Be careful when encoding video, for two reasons:
1) The codec you use may or may not be around in 20 years when you want to view the videos. I archive videos from time to time using the Theora codec (as a .ogg file), which is open source.
2) You are introducing lossy artefacts into the video for the sake of saving space, which will be much less of a consideration in the coming few years.
I capture analog video all the time for the purposes of professional editing, and shoot to/ capture from MiniDV, which uses a fairly mild compression and uses ~13GB/ hour. Encoding down to a DVD MPEG stream will cut that down fractionally and still look very good, and afford you some measure of confidence that the codec required to decompress the stream ought to be around for a generation or so.

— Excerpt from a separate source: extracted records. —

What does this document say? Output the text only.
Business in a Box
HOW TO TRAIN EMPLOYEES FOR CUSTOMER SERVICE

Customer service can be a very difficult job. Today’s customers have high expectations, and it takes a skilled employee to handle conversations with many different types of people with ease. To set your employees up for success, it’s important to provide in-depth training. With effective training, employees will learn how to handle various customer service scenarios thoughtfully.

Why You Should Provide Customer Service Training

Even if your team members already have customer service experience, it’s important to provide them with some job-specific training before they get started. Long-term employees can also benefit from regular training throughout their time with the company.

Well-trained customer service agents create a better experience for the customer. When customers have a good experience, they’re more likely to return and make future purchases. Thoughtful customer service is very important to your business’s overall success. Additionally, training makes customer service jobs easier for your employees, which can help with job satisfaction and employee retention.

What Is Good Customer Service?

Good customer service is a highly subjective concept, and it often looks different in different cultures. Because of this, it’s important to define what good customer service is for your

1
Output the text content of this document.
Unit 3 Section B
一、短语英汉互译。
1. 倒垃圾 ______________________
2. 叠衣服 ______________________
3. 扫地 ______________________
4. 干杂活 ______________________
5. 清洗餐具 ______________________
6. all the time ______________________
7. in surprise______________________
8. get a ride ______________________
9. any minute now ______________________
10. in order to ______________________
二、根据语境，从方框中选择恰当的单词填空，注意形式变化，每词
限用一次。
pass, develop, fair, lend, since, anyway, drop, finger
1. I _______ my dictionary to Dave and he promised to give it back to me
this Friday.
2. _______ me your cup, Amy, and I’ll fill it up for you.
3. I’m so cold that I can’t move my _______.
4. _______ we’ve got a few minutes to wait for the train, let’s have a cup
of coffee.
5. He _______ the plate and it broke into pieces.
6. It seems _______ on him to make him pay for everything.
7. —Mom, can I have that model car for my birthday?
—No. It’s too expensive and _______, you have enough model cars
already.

My advice is to get a reasonably priced Firewire based capture unit that will create files using the DV codec (~13GB/ hour). If you have space enough to hold that much data, I'd leave 'er as is for archival. If space is a consideration, though, I would use a DVD authoring program to create the files necessary to burn to DVD (they'll be .mpeg files, even if the file extension is not ".mpeg". You can play them in most media players.) at somewhere between 4 and 8mbps (megabits per second), depending on how much video you'd want to squeeze onto a DVD. Any lower than 4mbps and you may start to see loss in the video quality, and any more than 8mbps and you may run into compatibility issues with some DVD players. You can then burn the prepared DVD from your hard drive to a DVD using whatever software you wish, *and* you still have the prepared files on your computer for archival and computer viewing.